La micro-élimination du virus de l'hépatite C (VHC) inclut le traitement des populations à risque de transmission du VHC en cours, telles que les hommes ayant des relations sexuelles avec d'autres hommes (HSH) ou les personnes qui s'injectent des drogues (PID). Nous avons analysé les taux d'incidence de réinfection par le VHC dans la cohorte allemande de l'hépatite C (GECCO) et comparé nos données à des résultats antérieurs de l'ère de l'interféron.

Les méthodes :

Les patients présentant une réinfection par le VHC dans la cohorte multicentrique de GECCO ont été comparés à des patients chez lesquels aucune réinfection n'a eu lieu. Le taux d'incidence de réinfection par le VHC chez les HSH a également été comparé au taux d'incidence à l'ère de l'interféron (Réseau européen de traitement du sida, NEAT).

Résultats :

Depuis 2014, 48 réinfections par le VHC ont eu lieu chez 2 298 personnes (2%) avec 2346 épisodes de VHC guéris. Le délai médian avant réinfection était de 500 jours (intervalle de 16 à 1160) et le taux global d'incidence de réinfection par le VHC était de 1,89 pour 100 années-personnes (intervalle de confiance à 95% (IC) de 1,41 à 2,quarante huit). En analyse multivariée, le risque de transmission MSM était le seul facteur de risque indépendant de réinfection par le VHC (rapport de cotes 39,3, 95% - I 4,57 à 334,40, p = 0,001). Le taux d'incidence chez les HSH était de 9,02 (IC 6,48 à 12,26) pour 100py, contre 1,14 pour 100py dans les PID (IC de 0,56 à 2,09).
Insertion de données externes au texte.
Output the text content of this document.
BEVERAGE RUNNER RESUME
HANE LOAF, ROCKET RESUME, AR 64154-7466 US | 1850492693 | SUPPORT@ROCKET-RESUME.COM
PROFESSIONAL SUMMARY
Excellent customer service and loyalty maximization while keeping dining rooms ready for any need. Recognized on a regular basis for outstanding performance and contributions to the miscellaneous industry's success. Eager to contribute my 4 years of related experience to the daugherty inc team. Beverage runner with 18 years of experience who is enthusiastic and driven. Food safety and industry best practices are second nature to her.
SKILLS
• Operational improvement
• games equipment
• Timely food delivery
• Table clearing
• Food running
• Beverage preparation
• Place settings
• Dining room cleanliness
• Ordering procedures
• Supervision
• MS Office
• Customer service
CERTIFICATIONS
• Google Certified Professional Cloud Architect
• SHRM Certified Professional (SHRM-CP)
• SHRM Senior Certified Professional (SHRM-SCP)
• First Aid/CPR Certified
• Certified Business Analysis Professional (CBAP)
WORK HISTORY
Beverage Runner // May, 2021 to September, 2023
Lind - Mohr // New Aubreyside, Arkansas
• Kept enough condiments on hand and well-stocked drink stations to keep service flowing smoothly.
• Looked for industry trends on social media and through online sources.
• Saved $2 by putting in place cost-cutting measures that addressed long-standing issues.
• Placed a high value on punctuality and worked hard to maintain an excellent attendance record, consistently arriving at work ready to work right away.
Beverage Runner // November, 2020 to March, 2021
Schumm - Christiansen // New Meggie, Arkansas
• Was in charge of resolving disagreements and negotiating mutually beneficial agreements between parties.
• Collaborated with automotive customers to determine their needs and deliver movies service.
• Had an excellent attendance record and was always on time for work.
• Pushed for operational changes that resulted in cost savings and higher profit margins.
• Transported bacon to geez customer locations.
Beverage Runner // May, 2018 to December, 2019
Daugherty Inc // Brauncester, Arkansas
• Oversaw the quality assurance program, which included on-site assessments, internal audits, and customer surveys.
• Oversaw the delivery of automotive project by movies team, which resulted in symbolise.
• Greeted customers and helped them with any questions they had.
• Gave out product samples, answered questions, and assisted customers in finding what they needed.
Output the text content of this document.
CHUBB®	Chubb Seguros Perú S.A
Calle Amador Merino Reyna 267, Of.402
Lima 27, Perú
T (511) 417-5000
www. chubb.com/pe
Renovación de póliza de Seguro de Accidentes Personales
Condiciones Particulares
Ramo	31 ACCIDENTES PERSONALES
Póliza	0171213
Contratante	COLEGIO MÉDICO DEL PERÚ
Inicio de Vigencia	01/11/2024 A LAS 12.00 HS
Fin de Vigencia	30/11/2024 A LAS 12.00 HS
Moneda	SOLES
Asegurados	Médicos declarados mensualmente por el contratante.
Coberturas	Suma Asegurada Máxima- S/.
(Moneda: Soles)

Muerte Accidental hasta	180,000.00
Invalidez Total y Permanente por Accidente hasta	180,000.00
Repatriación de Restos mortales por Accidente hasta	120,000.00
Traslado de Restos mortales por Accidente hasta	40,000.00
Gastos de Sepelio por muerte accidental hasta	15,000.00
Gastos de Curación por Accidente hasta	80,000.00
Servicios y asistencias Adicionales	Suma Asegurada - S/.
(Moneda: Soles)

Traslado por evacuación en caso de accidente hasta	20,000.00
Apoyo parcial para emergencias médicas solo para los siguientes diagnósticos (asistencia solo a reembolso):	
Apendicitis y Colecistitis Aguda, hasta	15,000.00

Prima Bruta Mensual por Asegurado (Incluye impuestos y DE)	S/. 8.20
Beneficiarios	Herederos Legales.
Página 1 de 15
Le taux d'incidence d'une première réinfection par le VHC chez MSM était similaire à l'ère de la DAA comparée à celle de l'interféron avec un ratio de risque de 1,05 (IC 0,64-1,74, p = 0,831).

Conclusions :

La réinfection par le VHC reste une constatation fréquente chez les HSH en Allemagne. En plus des interventions comportementales, un traitement et un retraitement rapides du VHC devraient être mis en place pour ce sous-groupe afin de prévenir la transmission du VHC.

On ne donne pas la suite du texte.